Quand il était plus petit, Hamid travaillait encore. Il passait donc ses journée de vacances avec sa grand-mère, et, lorsqu’Hamid s’était arrêté, Alexandre avait eu seize ans, et avait déjà décidé qu’il passerait son temps libre de son côté. Il avait été étonné, cet après-midi, de découvrir son grand-père hors du milieu familial, c’était presque dissonant de le voir conquérant aux milieux de tous ces autres hommes admiratifs, il avait pratiquement l’impression d’avoir vu quelque chose qu’il n’aurait pas dû voir, et se sentait confus, perturbé et curieux tout à la fois. Peut-être un peu honteux, aussi, de réaliser son ignorance. Son grand-père passait tous ses après-midis à jouer à la pétanque, portait visiblement une étiquette de champion local, jouissait d’une célébrité relative dans son petit milieu et le tout sans qu’il ne s’en soit jamais rendu compte.
- Tu savais toi que Dedah c’était un super bon joueur de pétanque ?
De retour de son week-end à Strasbourg, Alexandre s’était mis en tête de creuser un peu cette histoire. Le contraste entre l’image qu’il avait toujours eu de son grand-père et l’épisode de la Place de la Nation lui avait fait prendre conscience du fossé relationnel qui le maintenant à distance de sa propre famille. Il approcha le sujet avec sa mère.

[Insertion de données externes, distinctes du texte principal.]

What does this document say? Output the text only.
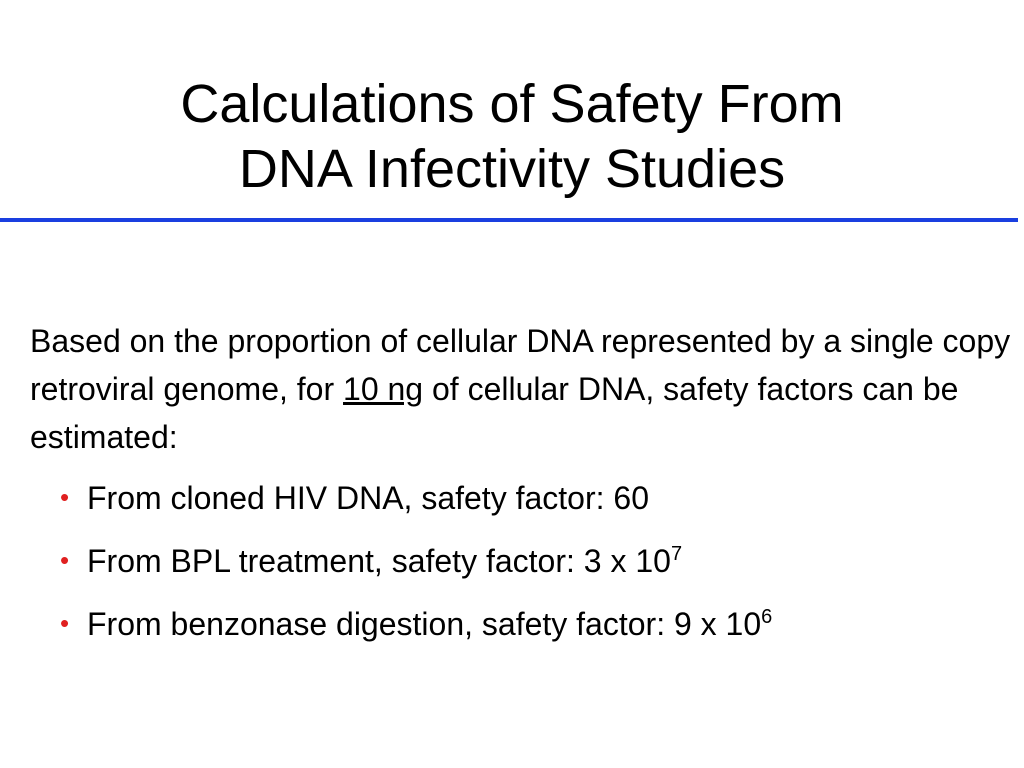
Calculations of Safety From
DNA Infectivity Studies

Based on the proportion of cellular DNA represented by a single copy retroviral genome, for 10 ng of cellular DNA, safety factors can be estimated:

• From cloned HIV DNA, safety factor: 60
• From BPL treatment, safety factor: 3 x $10^7$
• From benzonase digestion, safety factor: 9 x $10^6$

- Super bon je sais pas, mais je sais qu’il y joue beaucoup depuis qu’il a pris sa retraite. Ça ravit pas vraiment ta grand-mère d’ailleurs qui espérait qu’il allait enfin lui tenir compagnie l’après-midi.
- Je l’ai croisé en train de jouer à Nation avant de prendre mon covoit’ vendredi. Tous les types qu’étaient là m’ont dit qu’il gagnait systématiquement. Je trouve ça dingue qu’on en ait jamais parlé alors qu’apparemment c’est un tueur.
- Tu lui demanderas la prochaine fois.